Pour finir de me présenter, il me reste à préciser qu'ayant fréquenté, pour mon grand malheur, les universitaires j’ai appris à leur contact à user de ce qu’ils appellent le « nous de modestie ». J’ai eu du mal à m’y mettre mais j’ai finalement été contaminé et j’en ai gardé l’habitude. J'essaie maintenant de me défaire de ce nous qui est aussi un "nous de majesté". C'est tout dire ! Le « nous » que j’emploie maintenant n’exprime plus seulement mon point de vue. Il exprime aussi celui des militants qui me suivent.
Année 2019, Jean Dugenêt
Vous pouvez maintenant me coller des étiquettes : trotskyste et, par conséquent, marxiste, léniniste, bolchévique… Elles adhèrent bel et bien. Je disais encore l’année dernière, à propos des trotskystes : « assurément je suis de leur côté mais je ne suis pas certain pour autant d’être trotskyste. En particulier, je ne suis membre d’aucune organisation internationale. »

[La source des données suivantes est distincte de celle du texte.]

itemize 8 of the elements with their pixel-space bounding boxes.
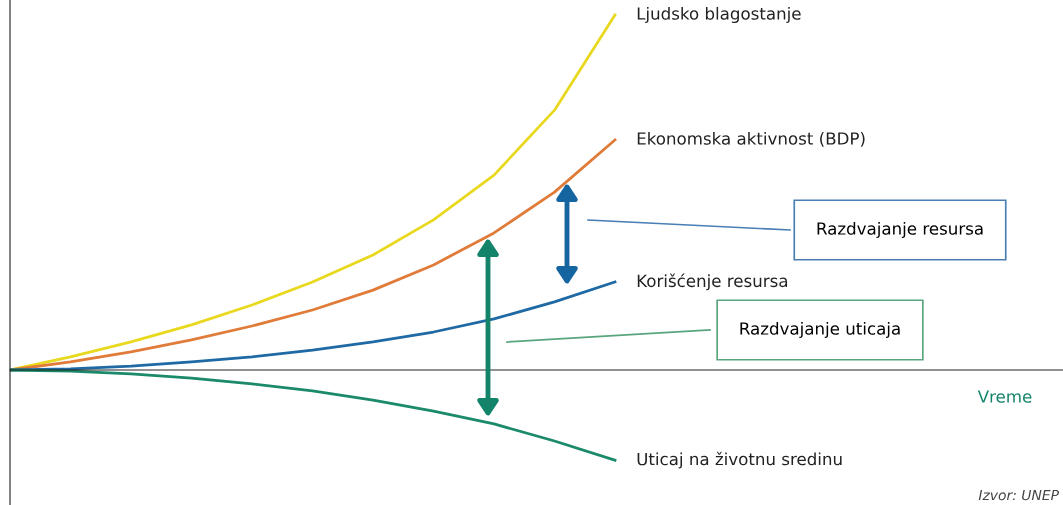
series-label: Uticaj na životnu sredinu [637,451,842,469]
series-label: Ekonomska aktivnost (BDP) [637,131,865,147]
text: Izvor: UNEP [978,489,1059,501]
text: Vreme [977,390,1032,403]
series-label: Ljudsko blagostanje [637,6,801,24]
series-label: Korišćenje resursa [637,273,788,291]
text: Razdvajanje uticaja [740,321,900,339]
text: Razdvajanje resursa [817,221,983,239]
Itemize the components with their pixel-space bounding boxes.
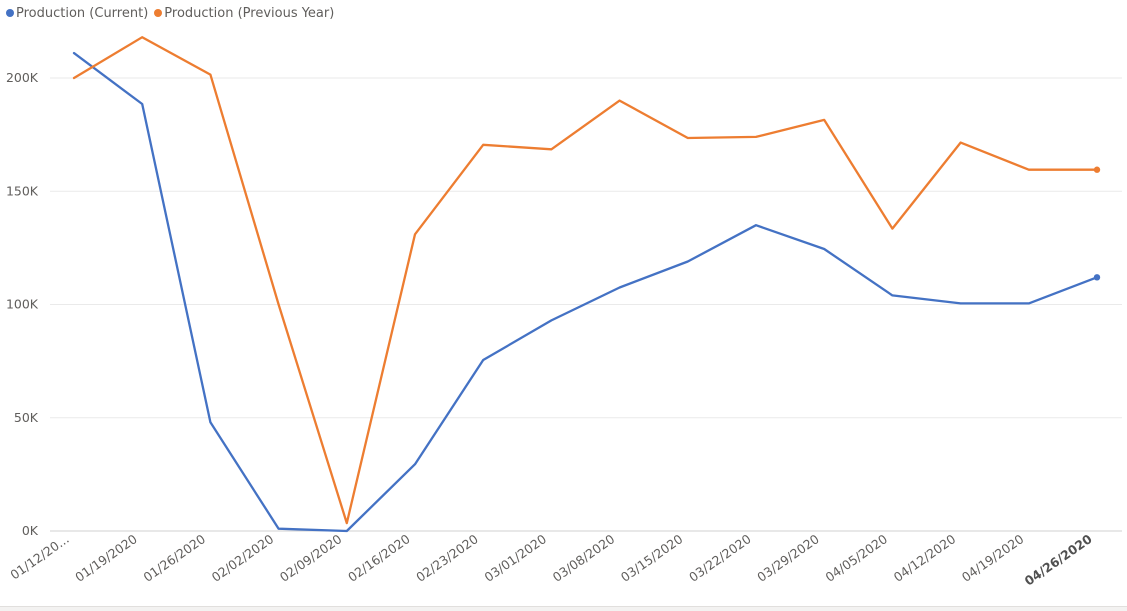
legend-item-previous-year[interactable]: Production (Previous Year) bbox=[154, 6, 334, 21]
x-tick-label: 04/12/2020 bbox=[891, 531, 959, 585]
y-axis-ticks: 0K 50K 100K 150K 200K bbox=[6, 70, 39, 538]
y-tick-label: 150K bbox=[6, 183, 39, 198]
y-tick-label: 100K bbox=[6, 297, 39, 312]
x-tick-label: 03/22/2020 bbox=[686, 531, 754, 585]
series-end-marker[interactable] bbox=[1093, 274, 1101, 281]
horizontal-scrollbar[interactable] bbox=[0, 606, 1127, 611]
series-lines bbox=[72, 36, 1101, 533]
series-end-marker[interactable] bbox=[1093, 166, 1101, 173]
legend-label-previous-year: Production (Previous Year) bbox=[164, 5, 335, 21]
x-tick-label: 02/23/2020 bbox=[413, 531, 481, 585]
x-tick-label: 02/02/2020 bbox=[209, 531, 277, 585]
x-tick-label: 04/26/2020 bbox=[1022, 531, 1095, 589]
x-axis-ticks: 01/12/20... 01/19/2020 01/26/2020 02/02/202… bbox=[7, 531, 1095, 589]
x-tick-label: 03/08/2020 bbox=[550, 531, 618, 585]
y-tick-label: 0K bbox=[22, 523, 39, 538]
x-tick-label: 03/01/2020 bbox=[481, 531, 549, 585]
x-tick-label: 04/19/2020 bbox=[959, 531, 1027, 585]
x-tick-label: 04/05/2020 bbox=[822, 531, 890, 585]
legend-item-current[interactable]: Production (Current) bbox=[6, 6, 148, 21]
x-tick-label: 02/09/2020 bbox=[277, 531, 345, 585]
x-tick-label: 01/12/20... bbox=[7, 531, 71, 582]
series-line-previous-year[interactable] bbox=[72, 36, 1099, 525]
x-tick-label: 02/16/2020 bbox=[345, 531, 413, 585]
x-tick-label: 01/26/2020 bbox=[140, 531, 208, 585]
legend-label-current: Production (Current) bbox=[16, 5, 149, 21]
series-line-current[interactable] bbox=[72, 51, 1099, 533]
legend-dot-previous-year-icon bbox=[154, 9, 163, 17]
legend-dot-current-icon bbox=[6, 9, 14, 17]
y-tick-label: 200K bbox=[6, 70, 39, 85]
x-tick-label: 03/15/2020 bbox=[618, 531, 686, 585]
x-tick-label: 01/19/2020 bbox=[72, 531, 140, 585]
y-tick-label: 50K bbox=[14, 410, 39, 425]
x-tick-label: 03/29/2020 bbox=[754, 531, 822, 585]
legend: Production (Current) Production (Previou… bbox=[6, 4, 334, 22]
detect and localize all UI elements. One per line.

Je suis maintenant militant de l’AGIMO (Avant-Garde Internationaliste du Mouvement Ouvrier) organisation proclamée l’année dernière.
J’en étais à constater que des organisations françaises qui se réclament du trotskysme n’avaient assurément rien de commun avec la politique élaborée par Trotsky pour mener à bien la révolution socialiste. En poursuivant cette réflexion, j’en suis venu à considérer que « Il n’y a plus de trotskystes en France ». J’ai écrit, sous ce titre, plusieurs versions d’un article. J’ai ensuite étudié l’histoire des organisations qui se réclament du trotskysme ce qui m’a amené à considérer que seules celles qui assument l’héritage de Nahuel Moreno sont effectivement trotskystes. Il y en a trois et, avec l’AGIMO nous avons pris contact avec les trois et nous examinons où se situent les divergences entre-elles. Après le décès de Nahuel Moreno, la LIT-QI (Ligue Internationale Trotskiste – Quatrième Internationale) qu’il avait créée s’est en effet scindée en plusieurs organisations. Nous estimons, pour l’instant, que les divergences entre ces organisations ne sont pas programmatiques et qu’elles ne justifient donc pas l’existence de plusieurs internationales. Nous œuvrons donc pour leur réunification. Nous estimons être ainsi engagés dans le combat pour la reconstruction de la IVème internationale. C’est pourquoi je me considère dorénavant, en tant que militant de l’AGIMO, comme un trotskyste.